SQL Server SSRS, SSIS packages with Google Cloud BigQuery
After migrating a Data Warehouse to Google Cloud BigQuery, ETL and Business Intelligence developers are often tasked with upgrading and enhancing data pipelines, reports and dashboards. Data teams who are familiar with SQL Server Integration Services (SSIS) and SQL Server Reporting Services (SSRS) are able to continue to use these tools with BigQuery, allowing them to modernize ETL pipelines and BI platforms after an initial data migration is complete. The following blog details patterns and examples on how Data teams can use SSIS and SSRS with BigQuery.

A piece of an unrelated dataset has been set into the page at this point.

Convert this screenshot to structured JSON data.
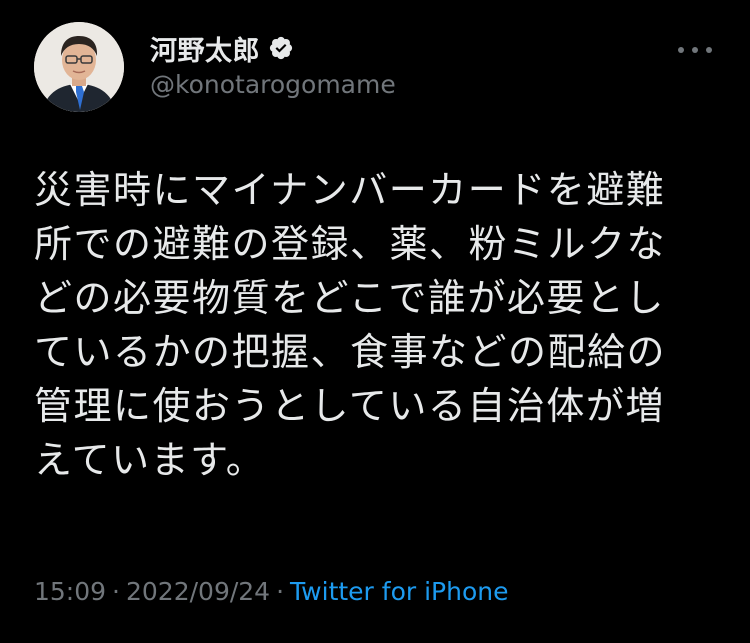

Using SQL Server Integration Services (SSIS) with BigQuery
SQL Server Integration Services (SSIS) is used to move data between source and target databases. A common simplified pattern is featured below, where data is extracted from an OLTP system (source) and written to a Data Warehouse (target). Note that there are two intermediate steps, Data Transformations and Data Mappings. These steps contain specific business rules, logic and C# code that at this time makes sense to keep in SSIS rather than to move into BigQuery.
SSIS Data Flow
In the modified SSIS Data Flow below, a Multicast transformation is added along with a Flat File Output destination for the csv file. Note that while data continues to load into the existing EDW database, it is also written to a file system as a Flat File (csv format) which is subsequently copied to a GCP bucket and loaded into BigQuery. This pattern supports enhancements to the current production EDW in parallel to BigQuery development workstreams.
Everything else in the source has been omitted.